Temuan ini juga memperjelas bahwa tantangan terbesar pada ponsel lipat tiga bukan lagi pada layar, melainkan pada kompleksitas mekanisme engsel ganda.
Klaim Samsung dan Tantangan Desain Tri-Fold
Samsung memberikan rating ketahanan 200.000 lipatan untuk Galaxy Z TriFold sebagai estimasi penggunaan bertahun-tahun. Sebagai perbandingan, Samsung mengklaim Galaxy Z Fold 7 mampu bertahan hingga 500.000 lipatan, jauh lebih tinggi karena hanya mengandalkan satu engsel utama.
Perbedaan ini menyoroti betapa menantangnya merancang ponsel dengan desain tri-fold.
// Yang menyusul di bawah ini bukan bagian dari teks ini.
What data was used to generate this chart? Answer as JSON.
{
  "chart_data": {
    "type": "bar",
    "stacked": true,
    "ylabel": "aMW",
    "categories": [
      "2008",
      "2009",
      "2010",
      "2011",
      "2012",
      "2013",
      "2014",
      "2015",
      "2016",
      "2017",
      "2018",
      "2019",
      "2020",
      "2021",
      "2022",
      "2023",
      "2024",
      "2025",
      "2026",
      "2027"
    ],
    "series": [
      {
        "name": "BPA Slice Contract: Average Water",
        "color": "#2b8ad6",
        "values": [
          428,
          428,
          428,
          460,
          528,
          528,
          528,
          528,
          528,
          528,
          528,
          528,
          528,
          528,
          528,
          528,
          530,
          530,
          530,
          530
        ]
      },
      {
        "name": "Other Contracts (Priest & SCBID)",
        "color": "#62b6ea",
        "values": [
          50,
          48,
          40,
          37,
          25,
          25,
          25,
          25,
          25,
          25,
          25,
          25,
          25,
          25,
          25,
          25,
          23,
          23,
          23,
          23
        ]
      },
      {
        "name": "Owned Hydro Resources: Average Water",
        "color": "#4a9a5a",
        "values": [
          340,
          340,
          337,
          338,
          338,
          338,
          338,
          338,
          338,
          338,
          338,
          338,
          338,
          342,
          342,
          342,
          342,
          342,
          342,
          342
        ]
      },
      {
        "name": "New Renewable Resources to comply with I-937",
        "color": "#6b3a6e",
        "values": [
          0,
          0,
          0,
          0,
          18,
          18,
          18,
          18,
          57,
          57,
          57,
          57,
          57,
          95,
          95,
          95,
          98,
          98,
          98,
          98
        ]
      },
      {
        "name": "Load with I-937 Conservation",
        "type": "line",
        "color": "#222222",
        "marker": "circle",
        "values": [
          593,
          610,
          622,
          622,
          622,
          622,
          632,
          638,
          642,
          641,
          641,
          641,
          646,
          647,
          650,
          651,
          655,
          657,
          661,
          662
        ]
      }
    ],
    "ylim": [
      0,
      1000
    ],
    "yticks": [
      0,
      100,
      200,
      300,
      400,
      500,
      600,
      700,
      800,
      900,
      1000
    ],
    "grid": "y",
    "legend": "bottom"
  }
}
Dua engsel harus bekerja secara sinkron, menopang tiga panel layar, dan menanggung tekanan mekanis yang tidak merata di setiap lipatan.
Desain yang lebih kompleks ini menjadikan Galaxy Z TriFold sebagai produk eksperimental yang membuka jalan bagi pengembangan lebih lanjut, bukan sebagai bentuk akhir dari teknologi lipat.
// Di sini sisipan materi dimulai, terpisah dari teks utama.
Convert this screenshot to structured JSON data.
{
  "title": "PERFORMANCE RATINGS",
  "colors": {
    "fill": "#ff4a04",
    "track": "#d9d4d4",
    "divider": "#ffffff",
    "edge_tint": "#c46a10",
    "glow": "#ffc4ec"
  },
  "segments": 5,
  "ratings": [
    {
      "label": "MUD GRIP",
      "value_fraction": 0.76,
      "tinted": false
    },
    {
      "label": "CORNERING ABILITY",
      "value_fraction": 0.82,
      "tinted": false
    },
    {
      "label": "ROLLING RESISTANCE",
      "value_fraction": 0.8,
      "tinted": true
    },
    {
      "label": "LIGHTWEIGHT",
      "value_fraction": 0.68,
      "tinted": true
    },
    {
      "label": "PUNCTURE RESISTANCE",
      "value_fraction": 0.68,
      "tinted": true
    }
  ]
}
Apa Artinya bagi Pengguna?
Bagi calon pengguna, hasil uji ini tidak serta-merta menjadi tanda bahaya. Angka 144.000 lipatan dalam kondisi ekstrem non-stop masih setara dengan penggunaan bertahun-tahun dalam skenario normal.
Sebaliknya, uji ini justru mengonfirmasi bahwa layar fleksibel Samsung sudah sangat matang. Tantangan ke depan terletak pada penyempurnaan sistem engsel agar lebih konsisten dan tahan lama.
Samsung sendiri diketahui terus berinvestasi dalam inovasi material, desain engsel, dan optimasi mekanis untuk lini ponsel lipatnya. Galaxy Z TriFold dapat dipandang sebagai fondasi awal menuju era smartphone multi-lipat yang lebih andal.
Uji brutal ini pada akhirnya memberikan gambaran realistis tentang batas teknologi generasi pertama. Galaxy Z TriFold mungkin belum sempurna, tetapi ia menandai langkah penting dalam evolusi ponsel lipat menuju bentuk faktor yang semakin matang dan siap dipakai jangka panjang.